Either NULL (meaning use an asymptotic reference dist) or a number (meaning sampling from the randomization distribution implied by the formula)

parallel

is "no" then parallelization is not required, otherwise it is "multicore" or "snow" in the call to coin::independence_test() (see help for coin::approximate()). Also, if parallel is not "no" and adaptive_dist_function is TRUE, then an openmp version of the distance creation function is called using ncpu threads (or parallel::detectCores(logical=FALSE) cores).

ncpu

is number of cpus to be used for parallel operation.

distfn

is a function that produces one or more vectors (a data frame or matrix) of the same number of rows as the dat

Value

A p-value

Details

For now, this function does an omnibus-style chi-square test using (1) the ratio of distances to controls to distances to treated observations within block; (2) the rank of distances to controls for each unit; and (3) the raw outcome.

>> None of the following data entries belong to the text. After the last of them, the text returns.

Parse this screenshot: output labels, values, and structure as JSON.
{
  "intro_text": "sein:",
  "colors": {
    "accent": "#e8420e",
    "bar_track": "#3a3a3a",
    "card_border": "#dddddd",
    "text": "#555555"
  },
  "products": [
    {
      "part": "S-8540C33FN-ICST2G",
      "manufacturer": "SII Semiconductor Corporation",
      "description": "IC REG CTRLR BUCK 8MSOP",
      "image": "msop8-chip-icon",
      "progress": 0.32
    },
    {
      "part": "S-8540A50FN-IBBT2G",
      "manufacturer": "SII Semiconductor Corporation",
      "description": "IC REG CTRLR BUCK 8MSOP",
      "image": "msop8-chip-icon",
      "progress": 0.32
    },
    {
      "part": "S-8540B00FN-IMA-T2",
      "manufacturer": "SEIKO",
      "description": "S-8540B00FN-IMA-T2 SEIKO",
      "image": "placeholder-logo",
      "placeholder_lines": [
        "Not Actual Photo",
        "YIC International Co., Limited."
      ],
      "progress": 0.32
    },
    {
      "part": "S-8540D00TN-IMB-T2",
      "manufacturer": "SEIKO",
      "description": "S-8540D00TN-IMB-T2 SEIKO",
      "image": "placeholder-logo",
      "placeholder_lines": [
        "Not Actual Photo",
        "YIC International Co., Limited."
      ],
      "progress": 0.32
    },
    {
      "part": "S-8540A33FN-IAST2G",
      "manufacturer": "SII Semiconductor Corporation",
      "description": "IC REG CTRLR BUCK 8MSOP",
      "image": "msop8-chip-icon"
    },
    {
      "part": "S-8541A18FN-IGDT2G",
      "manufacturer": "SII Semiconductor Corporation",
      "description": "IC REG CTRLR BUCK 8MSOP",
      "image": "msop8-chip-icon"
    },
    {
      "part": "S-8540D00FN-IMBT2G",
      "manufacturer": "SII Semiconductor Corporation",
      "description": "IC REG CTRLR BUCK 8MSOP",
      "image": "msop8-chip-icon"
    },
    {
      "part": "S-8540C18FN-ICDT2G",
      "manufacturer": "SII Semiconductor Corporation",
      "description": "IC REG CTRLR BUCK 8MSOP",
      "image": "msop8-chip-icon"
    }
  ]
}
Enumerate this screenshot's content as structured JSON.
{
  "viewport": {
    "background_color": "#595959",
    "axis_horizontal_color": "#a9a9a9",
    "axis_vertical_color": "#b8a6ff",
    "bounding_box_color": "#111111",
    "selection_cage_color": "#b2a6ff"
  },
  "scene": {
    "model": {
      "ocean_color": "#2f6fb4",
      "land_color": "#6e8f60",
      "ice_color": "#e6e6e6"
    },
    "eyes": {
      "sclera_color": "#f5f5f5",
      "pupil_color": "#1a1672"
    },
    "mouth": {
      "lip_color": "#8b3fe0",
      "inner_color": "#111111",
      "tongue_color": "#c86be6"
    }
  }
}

Although the distances are calculated by block, our profiling suggests that it is better to parallelize the distance creation distfn (done here in C++ in the fastfns.cpp file) rather than use the data.table approach of setDTthreads(). So, here we assume that the threads for data.table are 1.

Examples

# \donttest{
# Example using distance-based independence test
data(example_dat, package = "manytestsr")
library(data.table)

# Test for treatment effect using distance-based approach
single_block <- as.data.table(subset(example_dat, blockF == "B080"))
p_val <- pIndepDist(single_block, Y1 ~ trtF | blockF, parallel = "no")
print(p_val)
#> [1] 0.5394499

# Test with different outcome variable
p_val2 <- pIndepDist(single_block, Y2 ~ trtF | blockF, parallel = "no")
print(p_val2)
#> [1] 0.7764711
# }